As the ground war continued to make huge gains in terms of defeating the remaining Republican Guard units of Saddam’s Army, we prepared to insert into Baghdad. As we sat on the tarmac of the desert airstrip, all I could think about was the fresh evening air and how it was all about to change.

It took about three hours after the huge C-17 cargo aircraft landed for us to finish loading everything onto it. We would be flying into Baghdad with two armored vehicles, a bunch of other gear and about 80 people. The plane landed around 10:30 at night and slowly taxied along the runway until it came to rest near a huge hangar on the airfield. We had all been waiting near the hangar for about two hours in advance of the flight’s arrival just in case the schedule changed.

I watched in awe as the aircrew guided the armored vehicles into the back of the aircraft and arranged them in alternating fashion to ensure their weight was balanced throughout the cargo hold. An army of about 15 people measured, double-checked, and finally chained the armored personnel carriers to the floor of the cargo hold. Each vehicle had eight chains on each side attaching it to the ramp via huge steel hooks.

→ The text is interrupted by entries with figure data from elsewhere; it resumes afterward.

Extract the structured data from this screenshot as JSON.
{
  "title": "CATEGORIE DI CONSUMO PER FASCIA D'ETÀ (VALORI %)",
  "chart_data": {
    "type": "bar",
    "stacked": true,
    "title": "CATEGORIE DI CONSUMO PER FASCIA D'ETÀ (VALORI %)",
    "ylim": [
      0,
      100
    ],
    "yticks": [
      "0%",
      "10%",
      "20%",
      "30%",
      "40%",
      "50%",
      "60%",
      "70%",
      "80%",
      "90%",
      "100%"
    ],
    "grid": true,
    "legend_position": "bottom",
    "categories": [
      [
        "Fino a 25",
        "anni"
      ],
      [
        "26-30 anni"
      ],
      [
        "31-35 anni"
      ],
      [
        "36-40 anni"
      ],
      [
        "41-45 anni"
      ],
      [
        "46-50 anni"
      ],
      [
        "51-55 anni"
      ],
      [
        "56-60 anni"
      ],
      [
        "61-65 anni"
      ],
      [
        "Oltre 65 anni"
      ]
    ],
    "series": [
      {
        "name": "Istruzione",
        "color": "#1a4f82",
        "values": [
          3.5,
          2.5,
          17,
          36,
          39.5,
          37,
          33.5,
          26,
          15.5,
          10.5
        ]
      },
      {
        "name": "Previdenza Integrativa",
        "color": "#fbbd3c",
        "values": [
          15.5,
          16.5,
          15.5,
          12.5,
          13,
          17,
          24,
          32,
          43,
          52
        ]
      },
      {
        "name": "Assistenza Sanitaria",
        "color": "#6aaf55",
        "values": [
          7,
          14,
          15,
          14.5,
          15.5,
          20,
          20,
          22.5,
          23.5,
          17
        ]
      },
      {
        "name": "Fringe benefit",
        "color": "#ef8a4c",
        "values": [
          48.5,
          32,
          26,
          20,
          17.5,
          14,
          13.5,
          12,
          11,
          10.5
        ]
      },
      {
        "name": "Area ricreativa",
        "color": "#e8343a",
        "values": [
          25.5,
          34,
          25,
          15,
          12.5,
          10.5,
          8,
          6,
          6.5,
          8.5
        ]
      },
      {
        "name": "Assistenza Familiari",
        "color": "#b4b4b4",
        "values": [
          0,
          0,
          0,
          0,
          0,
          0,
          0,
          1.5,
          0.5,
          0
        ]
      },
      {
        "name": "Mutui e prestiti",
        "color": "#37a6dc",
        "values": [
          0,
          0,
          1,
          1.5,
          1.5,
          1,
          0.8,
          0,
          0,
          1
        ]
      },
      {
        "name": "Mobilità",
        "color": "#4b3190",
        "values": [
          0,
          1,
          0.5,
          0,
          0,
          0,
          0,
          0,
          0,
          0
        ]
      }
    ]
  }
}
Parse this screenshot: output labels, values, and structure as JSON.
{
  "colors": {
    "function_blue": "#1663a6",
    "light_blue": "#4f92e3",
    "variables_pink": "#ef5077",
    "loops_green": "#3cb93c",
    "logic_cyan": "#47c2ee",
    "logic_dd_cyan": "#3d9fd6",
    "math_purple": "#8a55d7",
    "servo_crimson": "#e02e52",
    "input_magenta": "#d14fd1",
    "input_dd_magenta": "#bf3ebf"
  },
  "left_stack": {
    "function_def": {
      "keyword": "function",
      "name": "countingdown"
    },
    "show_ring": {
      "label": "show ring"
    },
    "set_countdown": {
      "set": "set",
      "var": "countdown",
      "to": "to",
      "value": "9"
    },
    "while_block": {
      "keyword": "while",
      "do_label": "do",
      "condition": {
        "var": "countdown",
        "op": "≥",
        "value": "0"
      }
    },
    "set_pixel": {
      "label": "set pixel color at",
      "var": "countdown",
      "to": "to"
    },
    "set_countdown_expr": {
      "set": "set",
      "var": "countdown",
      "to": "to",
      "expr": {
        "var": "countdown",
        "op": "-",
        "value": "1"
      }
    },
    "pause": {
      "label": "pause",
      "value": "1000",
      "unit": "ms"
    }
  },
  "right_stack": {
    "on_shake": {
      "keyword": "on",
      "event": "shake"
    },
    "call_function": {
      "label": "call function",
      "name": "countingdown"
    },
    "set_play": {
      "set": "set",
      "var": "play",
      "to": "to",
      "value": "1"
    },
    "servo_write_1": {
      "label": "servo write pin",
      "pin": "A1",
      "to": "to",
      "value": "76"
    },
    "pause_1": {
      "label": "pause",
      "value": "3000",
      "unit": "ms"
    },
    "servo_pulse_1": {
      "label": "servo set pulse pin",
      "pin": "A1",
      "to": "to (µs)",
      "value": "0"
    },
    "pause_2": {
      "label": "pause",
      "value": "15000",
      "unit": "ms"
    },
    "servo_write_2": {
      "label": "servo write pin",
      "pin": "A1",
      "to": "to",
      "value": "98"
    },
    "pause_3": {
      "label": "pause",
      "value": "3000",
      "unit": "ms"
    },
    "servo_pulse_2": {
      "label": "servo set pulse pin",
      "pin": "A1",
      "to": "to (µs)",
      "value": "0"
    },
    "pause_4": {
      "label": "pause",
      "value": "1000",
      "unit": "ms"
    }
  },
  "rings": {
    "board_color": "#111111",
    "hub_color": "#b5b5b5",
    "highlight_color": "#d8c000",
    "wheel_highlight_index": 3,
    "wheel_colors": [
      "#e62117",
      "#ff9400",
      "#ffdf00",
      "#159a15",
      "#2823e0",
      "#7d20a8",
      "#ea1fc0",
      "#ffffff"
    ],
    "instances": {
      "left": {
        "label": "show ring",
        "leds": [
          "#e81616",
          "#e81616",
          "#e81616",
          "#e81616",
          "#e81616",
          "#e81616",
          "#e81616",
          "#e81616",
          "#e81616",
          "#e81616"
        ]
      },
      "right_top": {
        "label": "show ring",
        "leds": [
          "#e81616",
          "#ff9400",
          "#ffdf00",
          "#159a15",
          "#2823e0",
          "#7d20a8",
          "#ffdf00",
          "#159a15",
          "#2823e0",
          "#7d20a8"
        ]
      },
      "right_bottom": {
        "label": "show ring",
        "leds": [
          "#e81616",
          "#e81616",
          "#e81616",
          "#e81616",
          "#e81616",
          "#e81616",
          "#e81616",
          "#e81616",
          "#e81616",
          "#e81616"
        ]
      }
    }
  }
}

It was a remarkable sight. I was not convinced the aircraft could take off with two armored personnel carriers the size of garbage trucks, 80+ people and about eight or nine huge military cargo boxes that were about ten feet in height stacked in rows at the back of the aircraft.

The C-17 is an amazing cargo aircraft that was designed for short takeoffs and landings as compared to normal cargo aircraft its size. I had flown on the C-17 from the US when we deployed several weeks earlier from the States. It wasn’t exactly comfortable, as the passenger seats in the cargo hold were sideways along the wall and were made of red netting that tended to make your legs numb after only a few hours sitting in them. The good thing was the cargo area was very spacious, with a high ceiling to allow helicopters, and other massive vehicles enough clearance for loading.

After the final inspections were complete, and the rear ramp closed, the loadmaster called for everyone to line up and begin entering the aircraft. The massive engines that hung like udders on a cow had been idling the entire time the aircraft was on the ground. Their huge turbo fans slowly turned inside the hulking metal outer bodies painted dark grey. The pervasive smell of jet fuel overwhelmed me as we took a long route with lots of clearance to avoid nearing the engine intakes on our way to the door. I was feeling a bit anxious as I slowly climbed into the metal beast that I had just watched the team fill to capacity with equipment and vehicles.

A bead of sweat laced with salt stung my eye as it slowly meandered down my forehead. I was out of breath from carrying my huge rucksack and an additional bag while trying to lug a 100lb Pelican case full of mission equipment up the stairs. Once on the aircraft, I stowed my baggage and tied it securely to the floor with a cargo strap. I took a seat about half-way down the side of the aircraft and readied myself for what was about to take place.

The aircraft was well-lit and the air was somewhat cool inside as we all sat, looking at the faces of the other people accompanying us on this trip into Baghdad international airport. There had been reports of ground fire and firefights still taking place at the airport, so this wasn’t exactly going to be a fun, leisurely flight with cocktails at 30,000 feet.